Glanz und Elend des Kurtchen Sahne. Ein Wochenend-Fortsetzungsroman (55)
Trotzdem war es keine Art, einfach aufzulegen, denn damit war ja nun gar nichts anzufangen. Spekulationen und ungelöste Rätsel gut und schön, aber das war was für die philosophische Freizeit und nicht für den harten Alltag, dafür mußte man fit und ausgeschlafen sein, und Kurtchen war weder das eine noch das andere. In Amerika konnte man, soweit er wußte, auch unbekannte Anrufer per Tastendruck einfach zurückrufen. Aber die Telefonleitungen überirdisch verlegen! dachte Kurtchen sinnlos und rückte durch den Eingriff der Pyjamahose das Skrotum sich zurecht; und saß und lauschte bleiern. Im Hause war es still, vorm Fenster fuhr Verkehr.

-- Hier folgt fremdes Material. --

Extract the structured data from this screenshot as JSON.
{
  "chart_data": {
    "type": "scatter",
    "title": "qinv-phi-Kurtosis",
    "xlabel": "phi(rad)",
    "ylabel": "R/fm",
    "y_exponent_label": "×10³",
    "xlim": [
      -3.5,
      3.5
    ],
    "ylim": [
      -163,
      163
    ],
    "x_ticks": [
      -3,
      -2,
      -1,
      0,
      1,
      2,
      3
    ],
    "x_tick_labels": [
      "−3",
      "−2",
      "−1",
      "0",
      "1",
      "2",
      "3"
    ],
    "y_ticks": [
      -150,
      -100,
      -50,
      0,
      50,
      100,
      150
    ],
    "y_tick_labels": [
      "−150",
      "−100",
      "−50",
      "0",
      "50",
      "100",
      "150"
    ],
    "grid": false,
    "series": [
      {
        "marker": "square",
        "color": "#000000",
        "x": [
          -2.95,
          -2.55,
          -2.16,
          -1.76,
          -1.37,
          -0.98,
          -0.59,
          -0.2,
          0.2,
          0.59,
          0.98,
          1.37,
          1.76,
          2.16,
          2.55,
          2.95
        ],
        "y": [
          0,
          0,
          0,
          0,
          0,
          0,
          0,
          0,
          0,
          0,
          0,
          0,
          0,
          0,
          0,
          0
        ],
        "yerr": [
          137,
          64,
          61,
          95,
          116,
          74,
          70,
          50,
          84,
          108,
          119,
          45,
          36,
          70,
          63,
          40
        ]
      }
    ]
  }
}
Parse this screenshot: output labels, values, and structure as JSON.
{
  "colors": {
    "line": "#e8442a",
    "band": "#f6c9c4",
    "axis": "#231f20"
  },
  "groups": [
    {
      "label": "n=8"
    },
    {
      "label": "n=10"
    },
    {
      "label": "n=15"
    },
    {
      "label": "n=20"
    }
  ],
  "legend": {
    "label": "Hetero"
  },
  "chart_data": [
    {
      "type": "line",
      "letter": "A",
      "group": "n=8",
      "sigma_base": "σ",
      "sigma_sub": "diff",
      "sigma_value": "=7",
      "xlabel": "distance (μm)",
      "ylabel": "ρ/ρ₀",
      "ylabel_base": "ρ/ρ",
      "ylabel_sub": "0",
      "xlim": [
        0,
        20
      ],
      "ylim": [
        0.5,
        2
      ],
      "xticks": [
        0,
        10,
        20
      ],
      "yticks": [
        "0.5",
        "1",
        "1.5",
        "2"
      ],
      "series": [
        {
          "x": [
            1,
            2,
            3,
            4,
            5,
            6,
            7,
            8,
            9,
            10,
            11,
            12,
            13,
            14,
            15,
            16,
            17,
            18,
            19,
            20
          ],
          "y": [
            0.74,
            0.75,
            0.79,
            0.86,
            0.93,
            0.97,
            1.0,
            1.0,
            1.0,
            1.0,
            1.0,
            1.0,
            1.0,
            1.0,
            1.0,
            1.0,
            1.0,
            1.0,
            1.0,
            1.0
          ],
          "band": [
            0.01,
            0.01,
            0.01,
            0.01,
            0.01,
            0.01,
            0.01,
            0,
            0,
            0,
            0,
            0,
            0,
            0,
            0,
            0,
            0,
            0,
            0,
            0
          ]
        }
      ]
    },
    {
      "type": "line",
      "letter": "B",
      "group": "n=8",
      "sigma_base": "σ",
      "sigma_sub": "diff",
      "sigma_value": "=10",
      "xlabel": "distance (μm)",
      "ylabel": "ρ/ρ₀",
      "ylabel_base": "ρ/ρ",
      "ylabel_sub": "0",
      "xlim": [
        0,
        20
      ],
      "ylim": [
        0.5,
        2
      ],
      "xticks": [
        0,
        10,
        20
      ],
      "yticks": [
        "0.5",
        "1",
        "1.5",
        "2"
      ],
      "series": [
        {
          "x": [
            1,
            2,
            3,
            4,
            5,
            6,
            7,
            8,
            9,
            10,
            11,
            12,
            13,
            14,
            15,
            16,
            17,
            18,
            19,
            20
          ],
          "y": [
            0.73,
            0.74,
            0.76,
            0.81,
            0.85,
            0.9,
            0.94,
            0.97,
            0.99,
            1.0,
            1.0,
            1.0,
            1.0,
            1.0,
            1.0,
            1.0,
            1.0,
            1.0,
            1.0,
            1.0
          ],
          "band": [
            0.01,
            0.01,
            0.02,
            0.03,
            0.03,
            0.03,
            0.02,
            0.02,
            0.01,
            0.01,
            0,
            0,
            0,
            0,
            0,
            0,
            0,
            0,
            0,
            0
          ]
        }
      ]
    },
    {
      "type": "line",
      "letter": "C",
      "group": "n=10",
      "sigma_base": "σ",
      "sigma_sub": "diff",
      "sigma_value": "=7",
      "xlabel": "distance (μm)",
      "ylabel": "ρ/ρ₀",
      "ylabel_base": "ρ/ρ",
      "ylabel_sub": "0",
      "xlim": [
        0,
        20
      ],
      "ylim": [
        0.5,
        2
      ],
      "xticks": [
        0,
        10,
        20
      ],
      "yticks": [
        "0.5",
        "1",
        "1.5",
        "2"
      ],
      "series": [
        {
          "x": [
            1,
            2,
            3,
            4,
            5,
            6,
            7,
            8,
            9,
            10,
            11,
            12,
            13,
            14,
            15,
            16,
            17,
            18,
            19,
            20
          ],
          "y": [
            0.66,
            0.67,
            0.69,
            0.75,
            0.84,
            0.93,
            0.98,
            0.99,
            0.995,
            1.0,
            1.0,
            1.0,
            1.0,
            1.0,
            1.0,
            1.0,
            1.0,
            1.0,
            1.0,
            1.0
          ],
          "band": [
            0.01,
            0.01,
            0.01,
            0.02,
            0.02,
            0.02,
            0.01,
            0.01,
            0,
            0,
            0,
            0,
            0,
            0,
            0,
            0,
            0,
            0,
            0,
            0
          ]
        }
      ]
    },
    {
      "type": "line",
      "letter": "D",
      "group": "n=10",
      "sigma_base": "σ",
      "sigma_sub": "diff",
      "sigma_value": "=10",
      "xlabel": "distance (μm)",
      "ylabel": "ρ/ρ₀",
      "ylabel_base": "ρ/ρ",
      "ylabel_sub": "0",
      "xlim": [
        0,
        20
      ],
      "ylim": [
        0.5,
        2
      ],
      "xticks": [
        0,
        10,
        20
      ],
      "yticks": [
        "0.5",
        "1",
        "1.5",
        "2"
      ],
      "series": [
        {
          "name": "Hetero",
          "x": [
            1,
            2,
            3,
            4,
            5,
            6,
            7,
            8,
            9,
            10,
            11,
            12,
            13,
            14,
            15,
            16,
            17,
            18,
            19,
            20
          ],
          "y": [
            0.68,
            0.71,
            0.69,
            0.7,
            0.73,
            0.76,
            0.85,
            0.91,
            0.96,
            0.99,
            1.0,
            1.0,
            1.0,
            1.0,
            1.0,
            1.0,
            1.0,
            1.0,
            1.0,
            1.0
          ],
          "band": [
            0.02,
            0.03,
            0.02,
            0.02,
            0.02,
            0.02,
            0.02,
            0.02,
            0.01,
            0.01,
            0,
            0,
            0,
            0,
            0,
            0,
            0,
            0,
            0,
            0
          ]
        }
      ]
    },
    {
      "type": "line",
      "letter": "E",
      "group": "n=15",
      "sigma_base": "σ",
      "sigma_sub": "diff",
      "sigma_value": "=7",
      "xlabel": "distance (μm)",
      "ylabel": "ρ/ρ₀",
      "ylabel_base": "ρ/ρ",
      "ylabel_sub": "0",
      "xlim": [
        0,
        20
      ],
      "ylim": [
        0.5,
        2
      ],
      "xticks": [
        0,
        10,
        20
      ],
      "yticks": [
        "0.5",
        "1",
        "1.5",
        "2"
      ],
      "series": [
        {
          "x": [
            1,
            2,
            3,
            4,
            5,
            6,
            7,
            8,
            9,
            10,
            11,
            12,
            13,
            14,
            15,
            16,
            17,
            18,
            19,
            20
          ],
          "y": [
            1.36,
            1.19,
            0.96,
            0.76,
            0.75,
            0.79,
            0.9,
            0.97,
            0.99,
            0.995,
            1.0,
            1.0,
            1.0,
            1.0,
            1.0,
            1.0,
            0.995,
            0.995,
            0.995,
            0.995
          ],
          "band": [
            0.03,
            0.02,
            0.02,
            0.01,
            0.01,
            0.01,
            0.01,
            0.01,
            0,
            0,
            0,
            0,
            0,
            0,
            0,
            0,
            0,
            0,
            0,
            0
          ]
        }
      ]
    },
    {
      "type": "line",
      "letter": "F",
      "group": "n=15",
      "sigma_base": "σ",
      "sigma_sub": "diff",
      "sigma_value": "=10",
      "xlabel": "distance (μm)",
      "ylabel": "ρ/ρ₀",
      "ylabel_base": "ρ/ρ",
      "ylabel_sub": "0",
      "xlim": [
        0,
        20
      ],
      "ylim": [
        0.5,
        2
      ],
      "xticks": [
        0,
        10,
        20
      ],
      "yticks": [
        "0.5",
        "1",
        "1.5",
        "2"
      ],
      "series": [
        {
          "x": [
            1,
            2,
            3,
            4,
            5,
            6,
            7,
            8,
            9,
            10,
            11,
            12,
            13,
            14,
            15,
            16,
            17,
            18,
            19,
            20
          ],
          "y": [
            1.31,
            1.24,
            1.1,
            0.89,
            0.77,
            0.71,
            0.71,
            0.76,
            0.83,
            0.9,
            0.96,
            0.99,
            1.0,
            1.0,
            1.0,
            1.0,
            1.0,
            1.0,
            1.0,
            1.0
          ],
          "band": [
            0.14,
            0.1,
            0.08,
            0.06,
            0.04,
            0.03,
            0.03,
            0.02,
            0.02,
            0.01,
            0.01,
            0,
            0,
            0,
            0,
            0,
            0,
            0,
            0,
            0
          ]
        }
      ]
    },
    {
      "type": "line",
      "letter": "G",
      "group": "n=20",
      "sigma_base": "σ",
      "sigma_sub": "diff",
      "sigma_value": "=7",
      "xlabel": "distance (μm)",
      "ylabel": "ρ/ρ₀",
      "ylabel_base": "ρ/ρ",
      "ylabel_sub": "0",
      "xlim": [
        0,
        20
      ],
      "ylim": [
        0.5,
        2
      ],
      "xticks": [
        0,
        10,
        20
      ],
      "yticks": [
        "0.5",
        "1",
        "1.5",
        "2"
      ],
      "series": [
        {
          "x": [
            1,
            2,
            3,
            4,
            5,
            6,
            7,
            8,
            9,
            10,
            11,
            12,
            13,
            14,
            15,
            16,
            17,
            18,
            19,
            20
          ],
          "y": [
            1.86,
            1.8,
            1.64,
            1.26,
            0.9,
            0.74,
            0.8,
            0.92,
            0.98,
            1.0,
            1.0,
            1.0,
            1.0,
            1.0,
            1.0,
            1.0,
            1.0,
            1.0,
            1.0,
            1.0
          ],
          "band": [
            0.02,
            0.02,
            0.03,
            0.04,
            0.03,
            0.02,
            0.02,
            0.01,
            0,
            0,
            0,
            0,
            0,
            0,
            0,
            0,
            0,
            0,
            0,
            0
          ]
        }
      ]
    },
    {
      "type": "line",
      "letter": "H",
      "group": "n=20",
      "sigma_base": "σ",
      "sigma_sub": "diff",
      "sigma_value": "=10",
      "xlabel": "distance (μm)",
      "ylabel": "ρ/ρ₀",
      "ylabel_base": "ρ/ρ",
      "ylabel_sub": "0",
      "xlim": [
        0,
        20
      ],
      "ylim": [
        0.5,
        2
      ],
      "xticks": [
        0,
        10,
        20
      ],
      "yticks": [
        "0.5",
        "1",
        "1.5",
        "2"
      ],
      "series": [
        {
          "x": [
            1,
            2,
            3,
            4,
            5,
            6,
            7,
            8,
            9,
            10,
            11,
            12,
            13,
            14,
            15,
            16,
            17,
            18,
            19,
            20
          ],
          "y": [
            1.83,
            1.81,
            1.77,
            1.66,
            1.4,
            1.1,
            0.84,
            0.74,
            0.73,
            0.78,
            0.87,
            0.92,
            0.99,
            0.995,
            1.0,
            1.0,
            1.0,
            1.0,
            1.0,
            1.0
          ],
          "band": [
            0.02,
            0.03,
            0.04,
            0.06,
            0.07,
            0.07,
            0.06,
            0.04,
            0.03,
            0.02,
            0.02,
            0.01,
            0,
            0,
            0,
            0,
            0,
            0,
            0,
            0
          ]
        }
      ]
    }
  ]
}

Er sah auf die Uhr des Mobiltelefons. Es beruhigte ihn zu wissen, daß man für die allermeisten Entscheidungen Zeit hatte, mehr oder weniger viel, aber immerhin, und deshalb sah er, wann immer es etwas zu entscheiden gab, auf die Uhr und bestimmte für sich den Zeitpunkt, bis zu dem er, Kurtchen, Zeit haben würde, sich zu entscheiden. Die Textnachricht von P. war sieben Minuten alt, aber da es noch früh am Tag war, konnte Petra (sie mußte es sein, wer sollte es sonst sein, Wladimir Putin war es sicher nicht, obwohl es seine Deutschkenntnisse ihm erlaubt hätten) nicht erwarten, daß er seinen wohlverdienten Nacht- und überdies Wochenendschlaf für die Beantwortung von Textanfragen, deren Bedeutung bis zur Lektüre ja im Unbekannten blieben, unterbräche, bis Mittag, so nahm er an, hätte er jedenfalls Zeit, sich die Angelegenheit durch den Kopf gehen zu lassen.
Wobei zu klären gewesen wäre, welche.
Kurtchen seufzte schwer unter der Last dieses immer unübersichtlicher werdenden Morgens. Er war ein Mann, der nicht wußte, was er wollte, und als solcher, glaubte man den Kontaktanzeigen, die Kurtchen auf in fremden Toiletten ausliegenden Stadtmagazinen fand, praktisch unvermittelbar; dabei hätte es, fand Kurtchen, fürs erste bleiben können. Alleinsein hatte den kaum zu überschätzenden Vorteil, daß man jederzeit die Übersicht behalten konnte, weil es die Zahl der möglichen Verwirrungen zwischen Aufstehen und Hinlegen klein hielt. War man allein, gab's nicht viel zu klären: Ist noch Butter im Haus? Geh ich mit oder ohne Jacke vor die Tür? Ist Amy Winehouse nun eigentlich Kaufhausmusik oder nicht? Trat ein möglicher Lebenspartner hinzu, vervielfachte sich die Zahl der Situationen, in denen entschieden werden mußte: Kino oder Kneipe? Zu mir oder zu dir? Machen wir einen Ausflug?